Par conséquent, si elles obtiennent la nationalité française avant l’Open de France de natation artistique organisé du 5 au 8 mars à la piscine Georges Vallerey (Paris 20), seront-elles intégrées au collectif national ?

Dans ce cas, oui, mais à condition que l’une ou l’autre soit plus forte que des filles qui figurent actuellement dans l’équipe. Ce qui prime, c’est la performance de haut niveau. C’est l’essence même de notre mission. Là où il y aurait pu y avoir confusion, c’est sur le duo, mais cela n’a jamais été évoqué avec les Russes. Dès le début, nous leur avons explicitement dit que notre duo composé des sœurs Laura et Charlotte Tremble était déjà constitué. Au mieux, elles feraient partie de l’équipe. De toute façon, et j’insiste sur ce point, il n’a jamais été question de rompre le lien de confiance que nous entretenons avec le monde de la natation artistique tricolore.

Il n’empêche, si Nastya et Darya Bayandina intègrent l’équipe, cela exclura deux nageuses tricolores.

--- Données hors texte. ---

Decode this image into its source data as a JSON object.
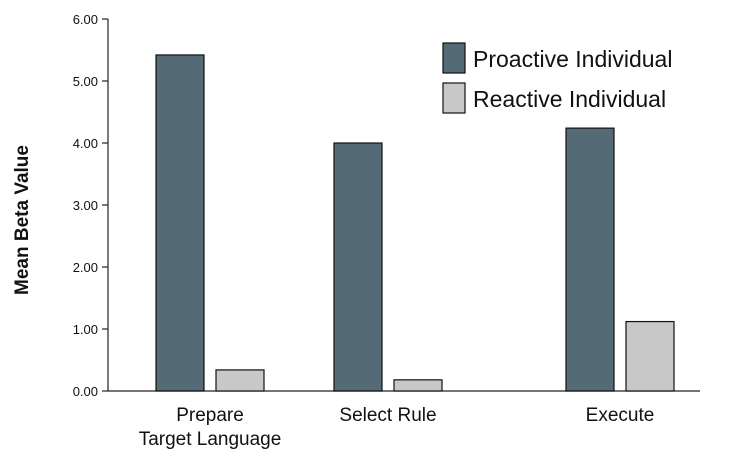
{
  "chart_data": {
    "type": "bar",
    "categories": [
      [
        "Prepare",
        "Target Language"
      ],
      [
        "Select Rule"
      ],
      [
        "Execute"
      ]
    ],
    "series": [
      {
        "name": "Proactive Individual",
        "color": "#546a74",
        "values": [
          5.42,
          4.0,
          4.24
        ]
      },
      {
        "name": "Reactive Individual",
        "color": "#c8c8c8",
        "values": [
          0.34,
          0.18,
          1.12
        ]
      }
    ],
    "ylabel": "Mean Beta Value",
    "xlabel": "",
    "ylim": [
      0,
      6
    ],
    "yticks": [
      "0.00",
      "1.00",
      "2.00",
      "3.00",
      "4.00",
      "5.00",
      "6.00"
    ],
    "grid": false,
    "legend": "top-right"
  }
}
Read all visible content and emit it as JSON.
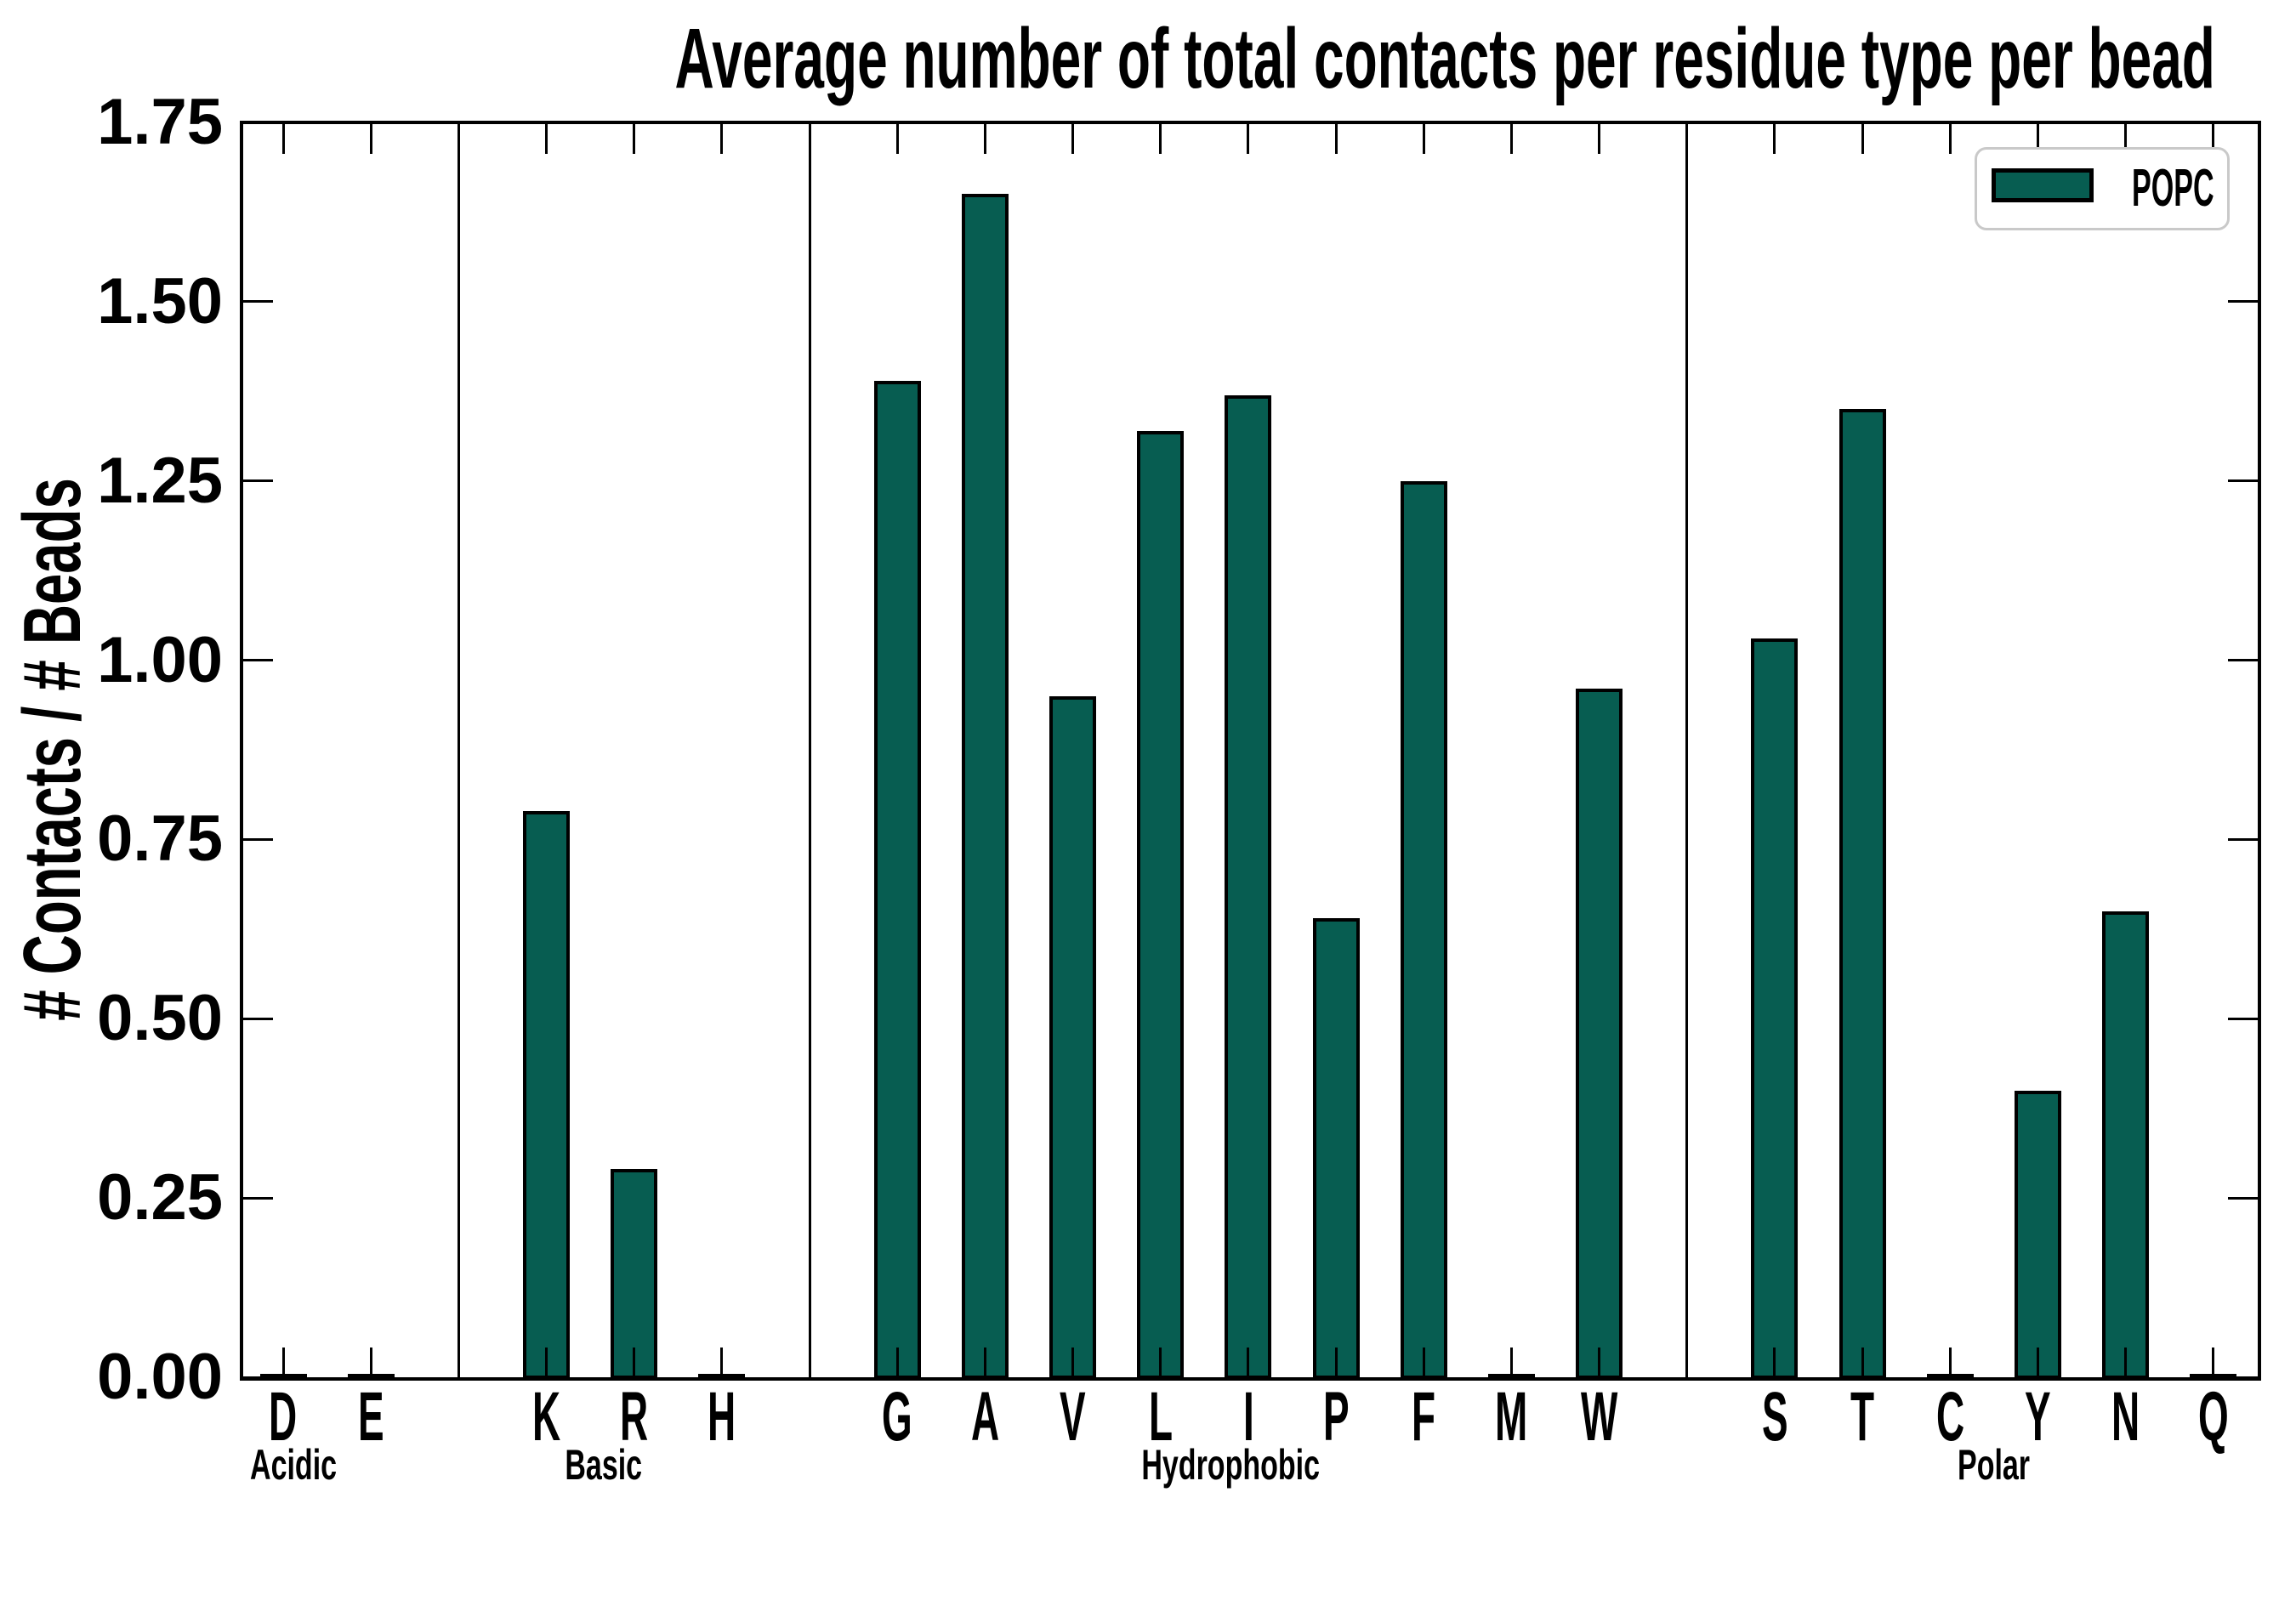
{
  "page": {
    "background": "#ffffff"
  },
  "chart_data": {
    "type": "bar",
    "title": "Average number of total contacts per residue type per bead",
    "xlabel": "",
    "ylabel": "# Contacts / # Beads",
    "ylim": [
      0,
      1.75
    ],
    "grid": false,
    "tick_style": "inward on all four sides",
    "yticks": [
      {
        "value": 0.0,
        "label": "0.00"
      },
      {
        "value": 0.25,
        "label": "0.25"
      },
      {
        "value": 0.5,
        "label": "0.50"
      },
      {
        "value": 0.75,
        "label": "0.75"
      },
      {
        "value": 1.0,
        "label": "1.00"
      },
      {
        "value": 1.25,
        "label": "1.25"
      },
      {
        "value": 1.5,
        "label": "1.50"
      },
      {
        "value": 1.75,
        "label": "1.75"
      }
    ],
    "categories": [
      "D",
      "E",
      "K",
      "R",
      "H",
      "G",
      "A",
      "V",
      "L",
      "I",
      "P",
      "F",
      "M",
      "W",
      "S",
      "T",
      "C",
      "Y",
      "N",
      "Q"
    ],
    "values": [
      0,
      0,
      0.79,
      0.29,
      0,
      1.39,
      1.65,
      0.95,
      1.32,
      1.37,
      0.64,
      1.25,
      0,
      0.96,
      1.03,
      1.35,
      0,
      0.4,
      0.65,
      0
    ],
    "slots": [
      0,
      1,
      3,
      4,
      5,
      7,
      8,
      9,
      10,
      11,
      12,
      13,
      14,
      15,
      17,
      18,
      19,
      20,
      21,
      22
    ],
    "total_slots": 23,
    "separator_slots": [
      2,
      6,
      16
    ],
    "groups": [
      {
        "label": "Acidic",
        "members": [
          "D",
          "E"
        ],
        "center_slot": 0.12
      },
      {
        "label": "Basic",
        "members": [
          "K",
          "R",
          "H"
        ],
        "center_slot": 3.65
      },
      {
        "label": "Hydrophobic",
        "members": [
          "G",
          "A",
          "V",
          "L",
          "I",
          "P",
          "F",
          "M",
          "W"
        ],
        "center_slot": 10.8
      },
      {
        "label": "Polar",
        "members": [
          "S",
          "T",
          "C",
          "Y",
          "N",
          "Q"
        ],
        "center_slot": 19.5
      }
    ],
    "legend": {
      "position": "upper right",
      "entries": [
        {
          "label": "POPC",
          "color": "#075d51"
        }
      ]
    },
    "colors": {
      "bar_fill": "#075d51",
      "bar_edge": "#000000",
      "axis": "#000000",
      "legend_border": "#c9c9c9",
      "background": "#ffffff"
    }
  }
}
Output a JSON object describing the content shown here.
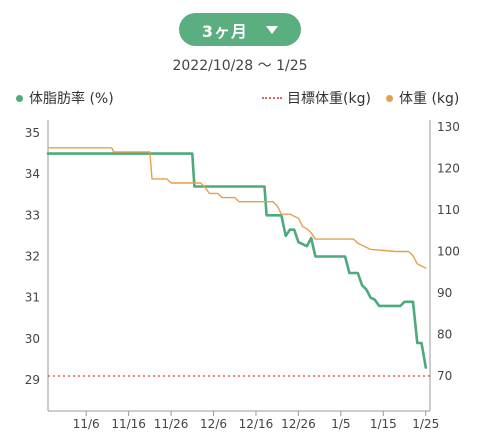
{
  "period_selector": {
    "label": "3ヶ月",
    "icon": "caret-down-icon"
  },
  "date_range": "2022/10/28 〜 1/25",
  "legend": {
    "body_fat": {
      "label": "体脂肪率 (%)",
      "color": "#4caa7c"
    },
    "target_weight": {
      "label": "目標体重(kg)",
      "color": "#e0635a"
    },
    "weight": {
      "label": "体重 (kg)",
      "color": "#e6a04a"
    }
  },
  "chart_data": {
    "type": "line",
    "x_ticks": [
      "11/6",
      "11/16",
      "11/26",
      "12/6",
      "12/16",
      "12/26",
      "1/5",
      "1/15",
      "1/25"
    ],
    "x_tick_days": [
      9,
      19,
      29,
      39,
      49,
      59,
      69,
      79,
      89
    ],
    "x_range_days": [
      0,
      90
    ],
    "y_left": {
      "label": "体脂肪率 (%)",
      "ticks": [
        29,
        30,
        31,
        32,
        33,
        34,
        35
      ],
      "range": [
        29,
        35.5
      ]
    },
    "y_right": {
      "label": "体重 (kg)",
      "ticks": [
        70,
        80,
        90,
        100,
        110,
        120,
        130
      ],
      "range": [
        70,
        130
      ]
    },
    "target_weight": 70,
    "series": [
      {
        "name": "体脂肪率 (%)",
        "axis": "left",
        "color": "#4caa7c",
        "points": [
          [
            0,
            34.5
          ],
          [
            34,
            34.5
          ],
          [
            34.5,
            33.7
          ],
          [
            51,
            33.7
          ],
          [
            51.5,
            33.0
          ],
          [
            55,
            33.0
          ],
          [
            56,
            32.5
          ],
          [
            57,
            32.65
          ],
          [
            58,
            32.65
          ],
          [
            59,
            32.35
          ],
          [
            60,
            32.3
          ],
          [
            61,
            32.25
          ],
          [
            62,
            32.45
          ],
          [
            63,
            32.0
          ],
          [
            70,
            32.0
          ],
          [
            71,
            31.6
          ],
          [
            73,
            31.6
          ],
          [
            74,
            31.3
          ],
          [
            75,
            31.2
          ],
          [
            76,
            31.0
          ],
          [
            77,
            30.95
          ],
          [
            78,
            30.8
          ],
          [
            83,
            30.8
          ],
          [
            84,
            30.9
          ],
          [
            86,
            30.9
          ],
          [
            87,
            29.9
          ],
          [
            88,
            29.9
          ],
          [
            89,
            29.3
          ]
        ]
      },
      {
        "name": "体重 (kg)",
        "axis": "right",
        "color": "#e6a04a",
        "points": [
          [
            0,
            125
          ],
          [
            15,
            125
          ],
          [
            15.5,
            124
          ],
          [
            24,
            124
          ],
          [
            24.5,
            117.5
          ],
          [
            28,
            117.5
          ],
          [
            29,
            116.5
          ],
          [
            36,
            116.5
          ],
          [
            37,
            115.5
          ],
          [
            38,
            114
          ],
          [
            40,
            114
          ],
          [
            41,
            113
          ],
          [
            44,
            113
          ],
          [
            45,
            112
          ],
          [
            53,
            112
          ],
          [
            54,
            111
          ],
          [
            55,
            109
          ],
          [
            57,
            109
          ],
          [
            58,
            108.5
          ],
          [
            59,
            108
          ],
          [
            60,
            106
          ],
          [
            61,
            105.5
          ],
          [
            62,
            104.5
          ],
          [
            63,
            103
          ],
          [
            72,
            103
          ],
          [
            73,
            102
          ],
          [
            76,
            100.5
          ],
          [
            82,
            100
          ],
          [
            85,
            100
          ],
          [
            86,
            99
          ],
          [
            87,
            97
          ],
          [
            88,
            96.5
          ],
          [
            89,
            96
          ]
        ]
      }
    ],
    "grid": false,
    "legend_position": "top"
  }
}
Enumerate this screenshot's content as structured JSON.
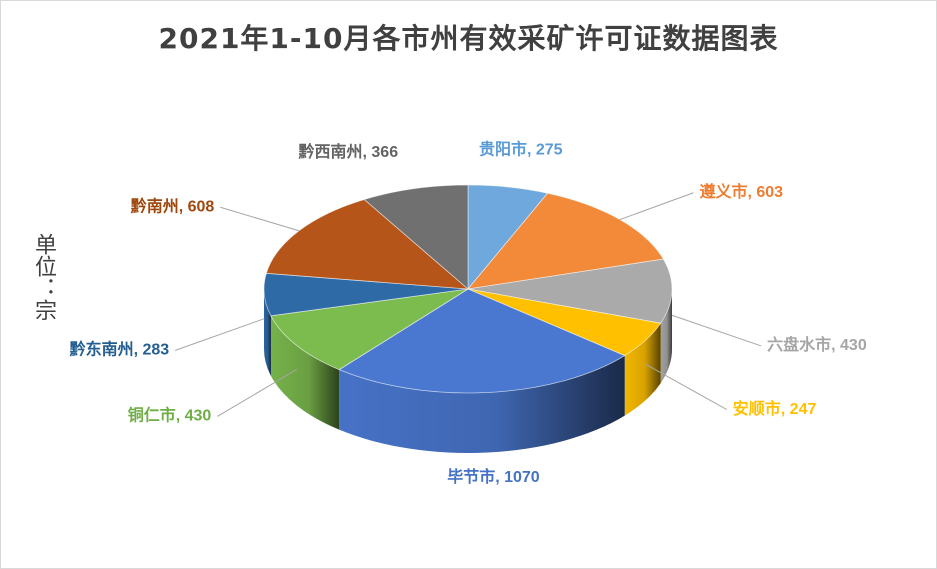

Sauf qu’elles seront Françaises. La question n’aura donc plus lieu d’être. Le sport de haut niveau induit ce genre de sélection, d’autant plus en année olympique où les enjeux sont considérables pour une fédération comme la nôtre. A titre d’exemple, je rappellerai qu’en 2016, alors que j’étais directeur du water-polo, Arnaud Jablonski, membre de l’équipe de France durant de longues années, n’a finalement pas participé au tournoi de qualification olympique de Trieste ni aux Jeux de Rio. Arnaud est sorti au dernier moment parce que l’entraîneur a fait un choix pour privilégier l’équilibre de l’équipe et la cohérence du jeu destiné à atteindre cet objectif suprême.

(KMSP/Stéphane Kempinaire)

S’agit-il également de réintroduire de la concurrence au sein du collectif national de natation artistique ?

Il n’y a rien eu de prémédité de notre part, mais ce qui est certain, c’est que dans l’optique des prochaines échéances, l’arrivée des jumelles peut contribuer à élever le niveau de performance. Rappelons qu’en natation artistique, en water-polo et en plongeon, nous ne disposons pas de viviers conséquents. En natation ou en eau libre, la concurrence est rude. Chaque année, nous voyons émerger de jeunes talents qui tentent de se frayer un chemin jusqu’au plus haut niveau, mais pour nos autres disciplines, ce n’est pas le cas. L’apport d’éléments extérieurs peut permettre, quand les conditions sont réunies, d’étoffer nos rangs et de réaliser des performances. L’équation est finalement simple : qu’est-ce qui est le mieux pour la natation artistique, avoir une équipe de nageuses qui s’entendent bien et qui vivent bien ensembles mais qui ne vont pas aux Jeux ou un ballet qualifié pour les JO ? Je reprends l’exemple du water-polo : les arrivées dans l’équipe nationale d’Igor Kovacevic et de Petar Tomasevic ont fini, après plusieurs années de concurrence et d’investissement, par sortir des joueurs français du collectif, mais ils ont permis aux Bleus de progresser et de retourner aux Jeux olympiques.

Sans compter que les jumelles russes ont émis le souhait de s’installer durablement en France.

C’est le discours qu’elles m’ont tenu lors de notre premier entretien. Elles voulaient venir en France pour avoir une chance de participer aux Jeux de Paris en 2024 avant de s’investir dans la natation artistique. L’histoire n’est évidemment pas écrite à l’avance, peut-être auront-elles envie, à un moment ou à un autre, de rentrer en Russie ou de vivre ailleurs, mais ce ne sont pas des mercenaires. A titre personnel, j’ai senti qu’elles avaient à cœur de découvrir une autre culture, de s’imprégner d’une expérience de vie différente, d’acquérir de nouvelles connaissances sportives et humaines et de s’installer durablement en France.